Zwar plädierten in Umfragen 70 Prozent der Bevölkerung für Euthanasie, doch weniger als 10 Prozent wollten sie für sich selbst in Anspruch nehmen. Dies müsse Anlass dazu geben, Alternativen anzubieten. Wenn Suizidbeihilfe zu einer Aufgabe des Arztes gemacht werde, dann habe das Konsequenzen für Lehre, Forschung, Weiterbildung oder Haftpflichtversicherung. Montgomery bekräftigte die Forderung nach einem Verbot von Sterbehilfeorganisationen, wie es der jüngste Gesetzentwurf um den CDU-Bundestagsabgeordneten Michael Brand vorsieht. Die Bundesregierung habe ein klares Signal gesendet, indem sie zunächst die materielle Ausstattung der Hospizversorgung regeln will und sich danach mit ethischen Fragen beschäftige. „Das ist der richtig Weg“, sagte Montgomery.

Brysch: "Zwei-Klassen-Sterben"

Der Vorstand der Deutschen Stiftung Patientenschutz, Eugen Brysch, befürchtet jedoch, dass diese Pläne der Bundesregierung Betroffene in Pflegeheimen schlechter stellen als Sterbenskranke in Hospizen und auf Palliativstationen in Krankenhäusern. Seine Stiftung warb am Donnerstag in Berlin für mehr Unterstützung Sterbender in Pflegeheimen. Die Versorgung müsse schnell verbessert werden. Sterbende in Pflegeheimen sollten am Ende ihres Lebens ebenso gut betreut werden wie Sterbende in einem stationären Hospiz, sagte Brysch: "Es gibt derzeit ein Zwei-Klassen Sterben."
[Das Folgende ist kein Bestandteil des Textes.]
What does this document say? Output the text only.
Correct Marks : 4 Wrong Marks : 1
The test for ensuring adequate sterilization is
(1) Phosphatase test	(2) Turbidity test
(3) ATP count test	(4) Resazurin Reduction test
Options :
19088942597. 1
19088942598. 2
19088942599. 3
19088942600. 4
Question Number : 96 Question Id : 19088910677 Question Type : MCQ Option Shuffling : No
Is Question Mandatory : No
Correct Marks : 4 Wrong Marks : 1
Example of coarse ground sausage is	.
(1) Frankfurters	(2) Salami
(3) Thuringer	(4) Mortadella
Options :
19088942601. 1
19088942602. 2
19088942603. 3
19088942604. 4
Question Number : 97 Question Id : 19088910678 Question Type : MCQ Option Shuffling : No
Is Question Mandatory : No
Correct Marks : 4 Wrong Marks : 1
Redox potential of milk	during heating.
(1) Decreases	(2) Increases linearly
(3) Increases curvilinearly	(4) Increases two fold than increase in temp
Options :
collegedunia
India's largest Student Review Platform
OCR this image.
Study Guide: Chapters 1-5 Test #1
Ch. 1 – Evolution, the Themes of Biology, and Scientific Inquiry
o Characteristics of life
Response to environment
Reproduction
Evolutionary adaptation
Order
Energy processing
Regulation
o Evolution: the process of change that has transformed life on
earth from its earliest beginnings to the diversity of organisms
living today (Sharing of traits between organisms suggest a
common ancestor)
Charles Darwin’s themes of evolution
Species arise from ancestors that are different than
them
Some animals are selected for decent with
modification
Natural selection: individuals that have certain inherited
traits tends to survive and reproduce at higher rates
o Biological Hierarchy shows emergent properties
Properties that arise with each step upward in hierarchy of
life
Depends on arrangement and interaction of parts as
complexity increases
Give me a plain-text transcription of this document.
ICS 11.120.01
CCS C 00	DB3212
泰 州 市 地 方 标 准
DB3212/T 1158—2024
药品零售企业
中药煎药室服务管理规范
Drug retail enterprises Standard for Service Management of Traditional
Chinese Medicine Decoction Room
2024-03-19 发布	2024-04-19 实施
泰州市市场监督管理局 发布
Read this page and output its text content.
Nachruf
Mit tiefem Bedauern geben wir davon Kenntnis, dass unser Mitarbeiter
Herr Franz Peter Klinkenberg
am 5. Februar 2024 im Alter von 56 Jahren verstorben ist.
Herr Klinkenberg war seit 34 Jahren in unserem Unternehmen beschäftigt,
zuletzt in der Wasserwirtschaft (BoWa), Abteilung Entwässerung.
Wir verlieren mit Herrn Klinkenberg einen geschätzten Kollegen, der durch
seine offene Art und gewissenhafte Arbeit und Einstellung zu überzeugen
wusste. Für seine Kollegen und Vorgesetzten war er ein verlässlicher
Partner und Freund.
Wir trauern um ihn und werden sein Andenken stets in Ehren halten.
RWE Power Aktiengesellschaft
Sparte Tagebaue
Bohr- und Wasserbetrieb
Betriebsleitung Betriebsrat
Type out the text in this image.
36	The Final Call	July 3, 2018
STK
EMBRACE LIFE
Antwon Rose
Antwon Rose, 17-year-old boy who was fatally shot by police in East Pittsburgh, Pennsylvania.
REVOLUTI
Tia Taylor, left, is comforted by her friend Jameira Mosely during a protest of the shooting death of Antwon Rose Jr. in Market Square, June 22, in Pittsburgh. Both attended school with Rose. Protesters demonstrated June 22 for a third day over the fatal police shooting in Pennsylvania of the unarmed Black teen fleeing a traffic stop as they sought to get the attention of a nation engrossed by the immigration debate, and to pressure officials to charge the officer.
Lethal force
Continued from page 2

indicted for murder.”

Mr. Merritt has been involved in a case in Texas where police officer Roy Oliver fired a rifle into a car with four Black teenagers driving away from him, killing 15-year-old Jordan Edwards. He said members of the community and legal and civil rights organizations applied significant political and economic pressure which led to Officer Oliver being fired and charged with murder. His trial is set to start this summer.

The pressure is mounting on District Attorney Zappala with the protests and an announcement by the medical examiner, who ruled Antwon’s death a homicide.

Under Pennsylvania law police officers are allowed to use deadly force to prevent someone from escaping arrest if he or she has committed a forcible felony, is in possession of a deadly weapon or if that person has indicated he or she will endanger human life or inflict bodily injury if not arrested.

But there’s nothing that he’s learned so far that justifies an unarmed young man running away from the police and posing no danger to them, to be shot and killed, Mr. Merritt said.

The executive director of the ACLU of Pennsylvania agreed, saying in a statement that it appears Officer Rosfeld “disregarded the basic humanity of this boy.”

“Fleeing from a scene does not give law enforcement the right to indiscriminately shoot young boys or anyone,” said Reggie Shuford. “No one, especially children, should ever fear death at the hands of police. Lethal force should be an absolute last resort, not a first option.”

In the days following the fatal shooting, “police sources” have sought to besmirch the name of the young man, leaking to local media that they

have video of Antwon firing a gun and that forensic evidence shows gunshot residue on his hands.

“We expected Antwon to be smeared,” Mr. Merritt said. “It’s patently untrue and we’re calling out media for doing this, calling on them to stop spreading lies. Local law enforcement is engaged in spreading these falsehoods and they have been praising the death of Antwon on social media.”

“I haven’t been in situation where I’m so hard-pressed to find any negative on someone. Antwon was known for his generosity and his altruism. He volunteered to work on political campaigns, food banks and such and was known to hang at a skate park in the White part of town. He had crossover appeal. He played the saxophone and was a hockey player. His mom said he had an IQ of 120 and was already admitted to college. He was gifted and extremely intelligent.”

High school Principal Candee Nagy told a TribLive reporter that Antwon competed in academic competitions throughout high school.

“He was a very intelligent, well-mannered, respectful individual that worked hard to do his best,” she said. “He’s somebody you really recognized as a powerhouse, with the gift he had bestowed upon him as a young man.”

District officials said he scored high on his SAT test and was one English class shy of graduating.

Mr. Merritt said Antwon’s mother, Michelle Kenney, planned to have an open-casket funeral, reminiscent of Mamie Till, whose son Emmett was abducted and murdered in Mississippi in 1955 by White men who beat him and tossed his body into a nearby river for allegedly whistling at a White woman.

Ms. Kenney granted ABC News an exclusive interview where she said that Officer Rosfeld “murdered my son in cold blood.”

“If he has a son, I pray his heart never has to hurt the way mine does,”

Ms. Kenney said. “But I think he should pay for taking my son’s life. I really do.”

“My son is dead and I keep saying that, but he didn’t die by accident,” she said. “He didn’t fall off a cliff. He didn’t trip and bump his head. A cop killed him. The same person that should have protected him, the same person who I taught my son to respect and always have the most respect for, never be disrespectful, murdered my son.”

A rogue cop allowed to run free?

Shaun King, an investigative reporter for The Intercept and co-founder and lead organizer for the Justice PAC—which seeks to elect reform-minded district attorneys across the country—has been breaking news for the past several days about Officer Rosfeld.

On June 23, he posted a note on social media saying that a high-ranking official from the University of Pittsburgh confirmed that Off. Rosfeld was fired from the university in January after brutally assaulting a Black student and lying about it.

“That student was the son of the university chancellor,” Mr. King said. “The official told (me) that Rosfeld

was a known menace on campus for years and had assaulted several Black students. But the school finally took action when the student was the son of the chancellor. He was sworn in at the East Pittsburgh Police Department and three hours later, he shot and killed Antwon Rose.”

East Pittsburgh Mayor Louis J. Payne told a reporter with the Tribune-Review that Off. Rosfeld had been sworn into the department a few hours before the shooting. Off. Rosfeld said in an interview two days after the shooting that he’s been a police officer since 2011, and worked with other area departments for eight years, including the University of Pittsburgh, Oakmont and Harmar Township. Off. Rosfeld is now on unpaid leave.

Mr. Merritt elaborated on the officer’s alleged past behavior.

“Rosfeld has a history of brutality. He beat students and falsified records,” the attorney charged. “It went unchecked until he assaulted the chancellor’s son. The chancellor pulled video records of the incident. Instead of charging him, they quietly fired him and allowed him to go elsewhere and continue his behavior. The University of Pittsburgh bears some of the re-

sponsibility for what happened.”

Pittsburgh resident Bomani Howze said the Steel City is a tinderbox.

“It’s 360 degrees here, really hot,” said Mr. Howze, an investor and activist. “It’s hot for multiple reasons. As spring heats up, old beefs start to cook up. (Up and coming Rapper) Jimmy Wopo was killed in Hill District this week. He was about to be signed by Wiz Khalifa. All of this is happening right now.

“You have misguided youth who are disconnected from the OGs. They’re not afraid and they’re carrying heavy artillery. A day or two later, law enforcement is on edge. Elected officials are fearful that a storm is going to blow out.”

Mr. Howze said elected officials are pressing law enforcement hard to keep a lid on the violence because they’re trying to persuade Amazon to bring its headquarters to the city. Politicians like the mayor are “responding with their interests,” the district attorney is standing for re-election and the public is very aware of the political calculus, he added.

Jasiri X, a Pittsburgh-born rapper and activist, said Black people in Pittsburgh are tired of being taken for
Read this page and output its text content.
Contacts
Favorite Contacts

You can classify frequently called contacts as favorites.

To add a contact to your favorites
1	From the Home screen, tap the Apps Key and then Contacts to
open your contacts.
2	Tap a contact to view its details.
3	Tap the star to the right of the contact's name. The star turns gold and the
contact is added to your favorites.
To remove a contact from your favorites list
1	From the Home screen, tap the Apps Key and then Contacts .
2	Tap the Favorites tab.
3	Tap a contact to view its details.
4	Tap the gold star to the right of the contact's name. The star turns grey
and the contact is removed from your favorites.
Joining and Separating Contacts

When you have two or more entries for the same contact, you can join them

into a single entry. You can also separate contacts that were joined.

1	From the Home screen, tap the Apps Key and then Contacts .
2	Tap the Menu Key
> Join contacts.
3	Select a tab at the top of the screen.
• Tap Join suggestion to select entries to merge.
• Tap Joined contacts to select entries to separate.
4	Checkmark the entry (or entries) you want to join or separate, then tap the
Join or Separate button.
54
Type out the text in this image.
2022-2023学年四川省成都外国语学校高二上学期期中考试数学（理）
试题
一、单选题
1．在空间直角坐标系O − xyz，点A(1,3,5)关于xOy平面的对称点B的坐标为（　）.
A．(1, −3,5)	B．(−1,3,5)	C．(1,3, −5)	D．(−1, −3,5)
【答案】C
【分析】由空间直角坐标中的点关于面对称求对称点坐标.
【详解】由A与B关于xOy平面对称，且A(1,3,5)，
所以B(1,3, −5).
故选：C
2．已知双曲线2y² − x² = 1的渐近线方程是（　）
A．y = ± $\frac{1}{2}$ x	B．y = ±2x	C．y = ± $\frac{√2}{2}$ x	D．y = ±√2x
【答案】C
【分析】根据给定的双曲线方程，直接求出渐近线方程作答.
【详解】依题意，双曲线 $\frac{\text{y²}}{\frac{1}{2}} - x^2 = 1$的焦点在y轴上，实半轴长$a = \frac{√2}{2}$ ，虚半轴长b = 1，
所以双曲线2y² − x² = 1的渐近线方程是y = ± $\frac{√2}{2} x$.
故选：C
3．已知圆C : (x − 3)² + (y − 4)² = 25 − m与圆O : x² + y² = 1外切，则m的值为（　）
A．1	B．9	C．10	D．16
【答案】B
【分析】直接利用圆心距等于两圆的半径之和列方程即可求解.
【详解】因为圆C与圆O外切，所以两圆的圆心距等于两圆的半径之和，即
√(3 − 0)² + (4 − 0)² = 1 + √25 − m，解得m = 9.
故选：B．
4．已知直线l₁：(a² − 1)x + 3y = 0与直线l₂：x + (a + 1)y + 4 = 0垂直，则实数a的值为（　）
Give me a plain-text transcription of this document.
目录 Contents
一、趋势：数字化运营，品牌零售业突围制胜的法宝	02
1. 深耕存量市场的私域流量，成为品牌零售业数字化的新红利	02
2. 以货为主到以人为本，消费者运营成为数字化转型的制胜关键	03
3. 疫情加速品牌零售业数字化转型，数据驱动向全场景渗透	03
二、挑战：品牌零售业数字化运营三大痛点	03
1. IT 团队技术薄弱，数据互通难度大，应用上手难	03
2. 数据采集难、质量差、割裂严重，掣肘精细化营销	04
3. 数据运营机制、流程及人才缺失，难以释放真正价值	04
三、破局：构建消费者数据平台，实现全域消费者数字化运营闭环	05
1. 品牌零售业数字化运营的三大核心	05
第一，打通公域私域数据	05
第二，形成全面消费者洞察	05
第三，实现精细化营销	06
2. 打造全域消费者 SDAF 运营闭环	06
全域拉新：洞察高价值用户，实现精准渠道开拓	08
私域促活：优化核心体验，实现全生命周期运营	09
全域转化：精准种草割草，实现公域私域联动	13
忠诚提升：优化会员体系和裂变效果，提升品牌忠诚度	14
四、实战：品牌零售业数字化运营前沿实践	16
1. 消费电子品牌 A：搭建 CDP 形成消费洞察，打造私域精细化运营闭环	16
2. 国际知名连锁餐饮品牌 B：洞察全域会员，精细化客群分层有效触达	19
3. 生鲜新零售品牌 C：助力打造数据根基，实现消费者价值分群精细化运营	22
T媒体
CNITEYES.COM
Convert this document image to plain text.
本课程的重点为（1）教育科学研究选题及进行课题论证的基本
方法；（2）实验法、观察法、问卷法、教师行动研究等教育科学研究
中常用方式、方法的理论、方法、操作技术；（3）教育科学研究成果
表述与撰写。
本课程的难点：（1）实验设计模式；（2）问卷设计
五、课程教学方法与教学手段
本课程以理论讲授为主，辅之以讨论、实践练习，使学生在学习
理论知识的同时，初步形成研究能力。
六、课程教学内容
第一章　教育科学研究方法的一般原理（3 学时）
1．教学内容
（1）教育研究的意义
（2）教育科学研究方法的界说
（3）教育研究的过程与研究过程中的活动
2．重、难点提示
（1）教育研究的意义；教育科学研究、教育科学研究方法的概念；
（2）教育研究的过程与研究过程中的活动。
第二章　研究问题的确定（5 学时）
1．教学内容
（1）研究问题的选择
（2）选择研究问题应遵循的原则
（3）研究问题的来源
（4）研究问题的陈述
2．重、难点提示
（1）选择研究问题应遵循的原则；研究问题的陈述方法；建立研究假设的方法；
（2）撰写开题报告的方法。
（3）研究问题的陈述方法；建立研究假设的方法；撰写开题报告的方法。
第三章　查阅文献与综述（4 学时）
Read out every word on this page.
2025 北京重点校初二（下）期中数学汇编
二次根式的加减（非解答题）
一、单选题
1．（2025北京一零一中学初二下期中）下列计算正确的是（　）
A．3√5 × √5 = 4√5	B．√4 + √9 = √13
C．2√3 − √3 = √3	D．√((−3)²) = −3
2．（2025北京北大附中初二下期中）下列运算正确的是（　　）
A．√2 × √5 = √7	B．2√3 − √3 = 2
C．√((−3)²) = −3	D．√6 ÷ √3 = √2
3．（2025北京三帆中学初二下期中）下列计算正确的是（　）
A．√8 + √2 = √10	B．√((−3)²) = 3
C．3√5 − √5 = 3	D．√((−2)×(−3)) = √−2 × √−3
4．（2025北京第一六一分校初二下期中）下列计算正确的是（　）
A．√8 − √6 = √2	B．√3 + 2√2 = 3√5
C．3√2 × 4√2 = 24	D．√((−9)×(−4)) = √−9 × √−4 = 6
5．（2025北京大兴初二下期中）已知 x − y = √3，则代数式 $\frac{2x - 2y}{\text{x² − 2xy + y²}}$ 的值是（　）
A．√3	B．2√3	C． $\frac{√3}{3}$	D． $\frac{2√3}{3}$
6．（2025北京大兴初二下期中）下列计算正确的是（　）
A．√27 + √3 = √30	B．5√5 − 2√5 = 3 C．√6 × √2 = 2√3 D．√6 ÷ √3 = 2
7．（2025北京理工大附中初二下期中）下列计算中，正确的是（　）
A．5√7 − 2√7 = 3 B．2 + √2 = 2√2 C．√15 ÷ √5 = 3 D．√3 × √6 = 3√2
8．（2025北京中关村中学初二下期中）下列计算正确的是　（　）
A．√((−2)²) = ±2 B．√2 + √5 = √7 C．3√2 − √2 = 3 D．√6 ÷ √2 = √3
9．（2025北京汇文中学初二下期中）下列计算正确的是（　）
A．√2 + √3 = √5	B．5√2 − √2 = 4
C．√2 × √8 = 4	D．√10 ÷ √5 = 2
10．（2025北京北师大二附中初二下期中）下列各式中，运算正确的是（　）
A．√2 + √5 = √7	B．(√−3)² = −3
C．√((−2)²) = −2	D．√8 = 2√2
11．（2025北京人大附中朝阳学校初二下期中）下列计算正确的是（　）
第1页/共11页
Brysch zeigte sich irritiert über die derzeit geführte Debatte um die Sterbehilfe. "Es geht vielmehr darum, dass Sterbenlassen zu organisieren und weniger um die strafrechtliche Dimension", sagte Brysch. Die Menschen bräuchten jeden Tag Hilfen. Darum müsste man sich verstärkt kümmern. Die Stiftung fordert mehr Unterstützung für Sterbende in Pflegeheimen. Dazu gehört vor allem mehr Personal mit einer zusätzlichen Palliative-Care-Ausbildung. Brysch rechnet mit Mehrkosten in Höhe von 728 Millionen Euro.

Thema im Bundestag umstritten

Der Bundestag plant eine Regelung der Sterbehilfe noch in dieser Legislaturperiode. In Deutschland ist die Tötung auf Verlangen verboten. Der Suizid ist aber ebenso straffrei wie die Beihilfe dazu. Allerdings lehnt die ärztliche Berufsordnung Suizidbeihilfe ab. Eine erste fraktionsübergreifende Parlamentariergruppe um Michael Brand (CDU) Kerstin Griese (SPD) hatte am Dienstag einen Entwurf vorgestellt, wonach die „geschäftsmäßige“, das heißt auf Wiederholung angelegte Hilfe beim Suizid unter Strafe gestellt werden soll.

Eine weitere Abgeordnetengruppe um Renate Künast (Grüne) und Kai Gehring (Linke) plädiert in ihrem Entwurf dafür, dass die Suizidhilfe grundsätzlich straflos bleibt, sofern sie einer erwachsenen, freiverantwortlich handelnden Person nach eingehender Beratung gewährt wird. Bestehende Unsicherheiten für Ärzte sollen beseitigt und für die organisierte Suizidhilfe durch Sterbehilfevereine klare Verfahrensregeln festgelegt werden. Ein Verbot wollen die Abgeordneten lediglich für die kommerzielle, also die sogenannten gewerbsmäßige Suizidhilfe und die Werbung dafür.